UD News recommends that all studies of “altruism” be treated with caution because the behaviour measured is supposed to be common to humans, insects, and in one study even plants.
In other words, altruism is a materialist atheist substitute for compassion based on rational awareness of others, and identification with them – the quality most people believe is being studied. No, not at all. The researcher is more likely a Darwinist chasing the elusive selfish gene, which encodes behaviour in order to propagate itself. Or something similar.And “fairness,” as they understand it, is simply tit-for-tat, not a sense of justice as such – which is why it is so readily observed among animals.

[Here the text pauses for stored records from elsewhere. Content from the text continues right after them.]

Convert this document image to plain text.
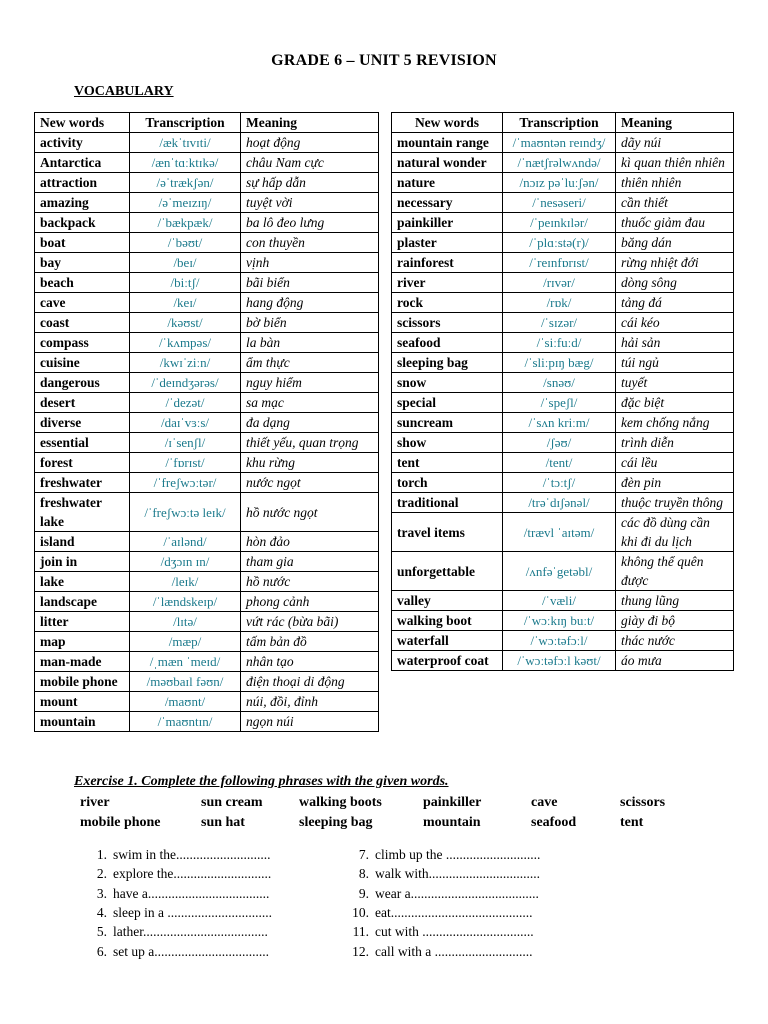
GRADE 6 – UNIT 5 REVISION
VOCABULARY
New words	Transcription	Meaning
activity	/ækˈtɪvɪti/	hoạt động
Antarctica	/ænˈtɑːktɪkə/	châu Nam cực
attraction	/əˈtrækʃən/	sự hấp dẫn
amazing	/əˈmeɪzɪŋ/	tuyệt vời
backpack	/ˈbækpæk/	ba lô đeo lưng
boat	/ˈbəʊt/	con thuyền
bay	/beɪ/	vịnh
beach	/biːtʃ/	bãi biển
cave	/keɪ/	hang động
coast	/kəʊst/	bờ biển
compass	/ˈkʌmpəs/	la bàn
cuisine	/kwɪˈziːn/	ẩm thực
dangerous	/ˈdeɪndʒərəs/	nguy hiểm
desert	/ˈdezət/	sa mạc
diverse	/daɪˈvɜːs/	đa dạng
essential	/ɪˈsenʃl/	thiết yếu, quan trọng
forest	/ˈfɒrɪst/	khu rừng
freshwater	/ˈfreʃwɔːtər/	nước ngọt
freshwater lake	/ˈfreʃwɔːtə leɪk/	hồ nước ngọt
island	/ˈaɪlənd/	hòn đảo
join in	/dʒɔɪn ɪn/	tham gia
lake	/leɪk/	hồ nước
landscape	/ˈlændskeɪp/	phong cảnh
litter	/lɪtə/	vứt rác (bừa bãi)
map	/mæp/	tấm bản đồ
man-made	/ˌmæn ˈmeɪd/	nhân tạo
mobile phone	/məʊbaɪl fəʊn/	điện thoại di động
mount	/maʊnt/	núi, đồi, đỉnh
mountain	/ˈmaʊntɪn/	ngọn núi
New words	Transcription	Meaning
mountain range	/ˈmaʊntən reɪndʒ/	dãy núi
natural wonder	/ˈnætʃrəlwʌndə/	kì quan thiên nhiên
nature	/nɔɪz pəˈluːʃən/	thiên nhiên
necessary	/ˈnesəseri/	cần thiết
painkiller	/ˈpeɪnkɪlər/	thuốc giảm đau
plaster	/ˈplɑːstə(r)/	băng dán
rainforest	/ˈreɪnfɒrɪst/	rừng nhiệt đới
river	/rɪvər/	dòng sông
rock	/rɒk/	tảng đá
scissors	/ˈsɪzər/	cái kéo
seafood	/ˈsiːfuːd/	hải sản
sleeping bag	/ˈsliːpɪŋ bæg/	túi ngủ
snow	/snəʊ/	tuyết
special	/ˈspeʃl/	đặc biệt
suncream	/ˈsʌn kriːm/	kem chống nắng
show	/ʃəʊ/	trình diễn
tent	/tent/	cái lều
torch	/ˈtɔːtʃ/	đèn pin
traditional	/trəˈdɪʃənəl/	thuộc truyền thông
travel items	/trævl ˈaɪtəm/	các đồ dùng cần khi đi du lịch
unforgettable	/ʌnfəˈgetəbl/	không thể quên được
valley	/ˈvæli/	thung lũng
walking boot	/ˈwɔːkɪŋ buːt/	giày đi bộ
waterfall	/ˈwɔːtəfɔːl/	thác nước
waterproof coat	/ˈwɔːtəfɔːl kəʊt/	áo mưa
Exercise 1. Complete the following phrases with the given words.
river	sun cream	walking boots	painkiller	cave	scissors
mobile phone	sun hat	sleeping bag	mountain	seafood	tent
1. swim in the............................
2. explore the.............................
3. have a....................................
4. sleep in a ...............................
5. lather.....................................
6. set up a..................................
7. climb up the ............................
8. walk with.................................
9. wear a......................................
10. eat..........................................
11. cut with .................................
12. call with a .............................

The trick is to keep the confusion going.
It’s doubtful that babies are cognitively developed enough to have complex relational capacities. For one thing, their entire life experience revolves around caregivers, fit or otherwise, and it isn’t until they become a bit more independent that they can have relationships that help develop these qualities (if they ever do). Unless we believe, of course, that all human behaviour is encoded in genes, and links us indissolubly to the great apes.